Dovecot's transactions often write-lock dovecot.index.log twice (without unlocking in between), and then unlock it twice. Is that intended, or is that a bug? If I read the man pages correctly, double write-locking is pointless but safe. But double unlocking could cause data corruption during the period between the first and second unlocks, because the locks don't nest (are not refcounted). The first unlock leaves the file totally unlocked. Could this be the source of some index corruption errors?
For example:
- Process A acquires a F_WRLCK on a file.
- Through a different code path, process A again acquires a F_WRLCK on the same file.

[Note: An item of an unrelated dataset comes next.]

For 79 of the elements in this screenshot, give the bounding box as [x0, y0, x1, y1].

Since these locks don't nest this is essentially a no-op.
- Process A modifies the file.
- Process A unlocks the file to undo the lock in step 2. Now the file has no lock on it at all. 5a. Process B locks, modifies, and unlocks the file. 5b. Process A also modifies the file, thinking that it still has a write lock.
- Process A unlocks the file to undo the lock in step 1, but this is another no-op. Data corruption is possible if steps 5a and 5b conflict, or if 5b uses stale data.

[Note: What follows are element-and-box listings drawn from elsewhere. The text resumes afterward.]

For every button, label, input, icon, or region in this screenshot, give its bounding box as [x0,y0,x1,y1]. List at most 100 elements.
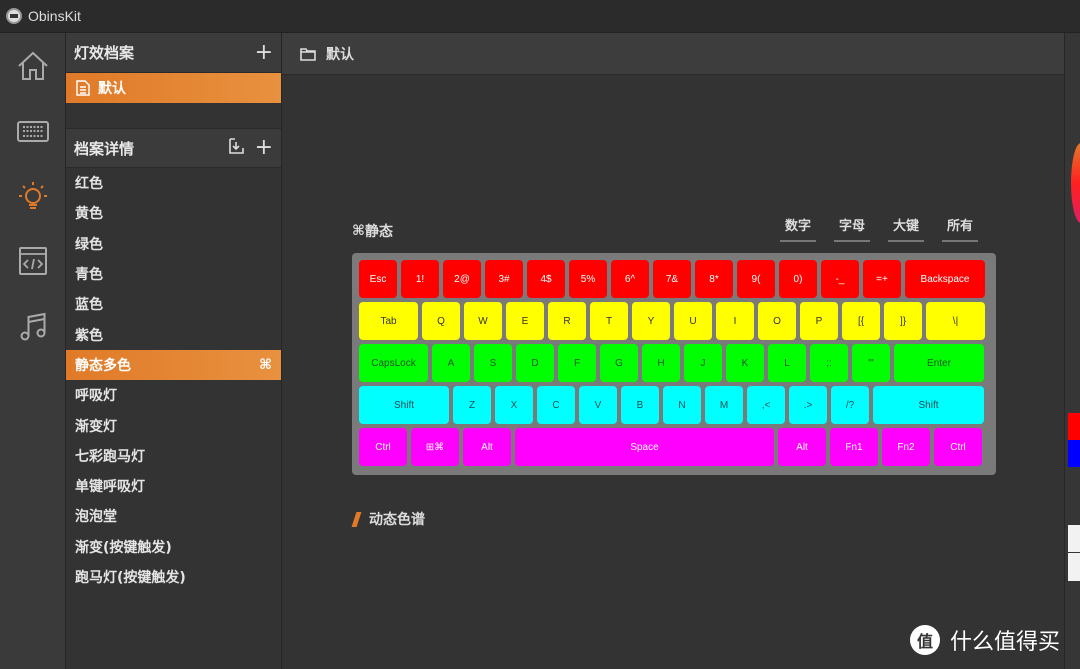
filter-numbers[interactable]: 数字 [780,215,816,242]
key[interactable]: 3# [485,260,523,298]
key[interactable]: F [558,344,596,382]
key[interactable]: 5% [569,260,607,298]
key[interactable]: \| [926,302,985,340]
key[interactable]: ;: [810,344,848,382]
effect-item[interactable]: 绿色 [66,229,281,259]
key[interactable]: O [758,302,796,340]
key[interactable]: '" [852,344,890,382]
key[interactable]: Shift [873,386,984,424]
app-logo-icon [6,8,22,24]
key[interactable]: C [537,386,575,424]
key[interactable]: D [516,344,554,382]
key[interactable]: -_ [821,260,859,298]
key[interactable]: Backspace [905,260,985,298]
key[interactable]: W [464,302,502,340]
filter-all[interactable]: 所有 [942,215,978,242]
key[interactable]: Q [422,302,460,340]
key[interactable]: K [726,344,764,382]
effect-item[interactable]: 单键呼吸灯 [66,471,281,501]
key[interactable]: 1! [401,260,439,298]
key[interactable]: Fn2 [882,428,930,466]
key[interactable]: Alt [778,428,826,466]
key[interactable]: X [495,386,533,424]
key[interactable]: E [506,302,544,340]
key[interactable]: T [590,302,628,340]
input-field[interactable] [1068,553,1080,581]
effect-item[interactable]: 泡泡堂 [66,501,281,531]
filter-large-keys[interactable]: 大键 [888,215,924,242]
key[interactable]: 8* [695,260,733,298]
nav-macro[interactable] [0,228,66,293]
color-swatch-red[interactable] [1068,413,1080,440]
key[interactable]: 7& [653,260,691,298]
profile-item-default[interactable]: 默认 [66,73,281,103]
add-effect-button[interactable]: + [255,137,273,159]
key[interactable]: H [642,344,680,382]
key[interactable]: M [705,386,743,424]
key[interactable]: Alt [463,428,511,466]
key[interactable]: ⊞⌘ [411,428,459,466]
key[interactable]: U [674,302,712,340]
color-swatch-blue[interactable] [1068,440,1080,467]
add-profile-button[interactable]: + [255,41,273,64]
key[interactable]: Space [515,428,774,466]
effect-item-label: 绿色 [75,236,103,253]
key[interactable]: Shift [359,386,449,424]
key[interactable]: CapsLock [359,344,428,382]
effect-item[interactable]: 跑马灯(按键触发) [66,562,281,592]
key[interactable]: Tab [359,302,418,340]
key[interactable]: /? [831,386,869,424]
key[interactable]: Enter [894,344,984,382]
input-field[interactable] [1068,525,1080,552]
filter-letters[interactable]: 字母 [834,215,870,242]
key[interactable]: V [579,386,617,424]
key[interactable]: Ctrl [359,428,407,466]
effect-item[interactable]: 蓝色 [66,289,281,319]
key[interactable]: Ctrl [934,428,982,466]
nav-home[interactable] [0,33,66,98]
key[interactable]: L [768,344,806,382]
key[interactable]: N [663,386,701,424]
key[interactable]: Z [453,386,491,424]
key[interactable]: 4$ [527,260,565,298]
effect-item[interactable]: 紫色 [66,319,281,349]
key[interactable]: B [621,386,659,424]
effect-item[interactable]: 渐变灯 [66,410,281,440]
effect-item[interactable]: 青色 [66,259,281,289]
key[interactable]: 2@ [443,260,481,298]
key[interactable]: ,< [747,386,785,424]
effect-item[interactable]: 渐变(按键触发) [66,532,281,562]
effect-item[interactable]: 呼吸灯 [66,380,281,410]
nav-keyboard[interactable] [0,98,66,163]
color-wheel[interactable] [1071,143,1080,223]
nav-lighting[interactable] [0,163,66,228]
key[interactable]: ]} [884,302,922,340]
home-icon [18,51,48,80]
key[interactable]: .> [789,386,827,424]
key[interactable]: Y [632,302,670,340]
watermark-text: 什么值得买 [950,630,1061,655]
key[interactable]: S [474,344,512,382]
effect-item-label: 单键呼吸灯 [75,479,145,496]
key[interactable]: J [684,344,722,382]
key[interactable]: Esc [359,260,397,298]
dynamic-spectrum-title: 动态色谱 [351,509,425,529]
key[interactable]: 9( [737,260,775,298]
key[interactable]: G [600,344,638,382]
effect-item[interactable]: 黄色 [66,198,281,228]
key[interactable]: 0) [779,260,817,298]
key[interactable]: I [716,302,754,340]
effect-item[interactable]: 七彩跑马灯 [66,441,281,471]
music-note-icon [20,312,46,340]
key[interactable]: R [548,302,586,340]
key[interactable]: P [800,302,838,340]
key[interactable]: =+ [863,260,901,298]
nav-music[interactable] [0,293,66,358]
import-button[interactable] [227,137,245,160]
key[interactable]: A [432,344,470,382]
effect-item[interactable]: 红色 [66,168,281,198]
key[interactable]: [{ [842,302,880,340]
key[interactable]: 6^ [611,260,649,298]
key[interactable]: Fn1 [830,428,878,466]
effect-item[interactable]: 静态多色 ⌘ [66,349,281,381]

Here is a code path in dovecot-1.2.11 which exhibits the above behavior.
"Outer" write lock: maildir_transaction_save_commit_pre -> maildir_transaction_save_commit_pre_sync -> maildir_sync_index_begin -> mail_index_sync_begin -> mail_index_sync_begin_to -> mail_index_sync_begin_init -> mail_transaction_log_sync_lock -> mail_transaction_log_lock_head -> mail_transaction_log_file_lock -> mail_index_lock_fd -> file_wait_lock -> file_lock_do
"Inner" write lock: maildir_transaction_save_commit_pre -> maildir_sync_index_finish -> mail_index_sync_commit -> mail_index_write -> mail_transaction_log_rotate -> mail_transaction_log_file_create -> mail_transaction_log_file_create2 -> mail_transaction_log_file_lock -> mail_index_lock_fd -> file_wait_lock -> file_lock_do
The file being locked is the same, dovecot.index.log.
In another case, maildir_sync_index_begin is reached this way (outer lock): mailbox_sync -> mailbox_sync_init -> maildir_storage_sync_init -> maildir_sync_context -> maildir_sync_index_begin -> mail_index_sync_begin -> etc. And maildir_sync_index_finish is reached this way (inner lock): mailbox_sync -> mailbox_sync_init -> maildir_storage_sync_init -> maildir_sync_context -> maildir_sync_index_finish -> etc.
Could these lead to data corruption?
Please let me know if you need any more information. Thanks.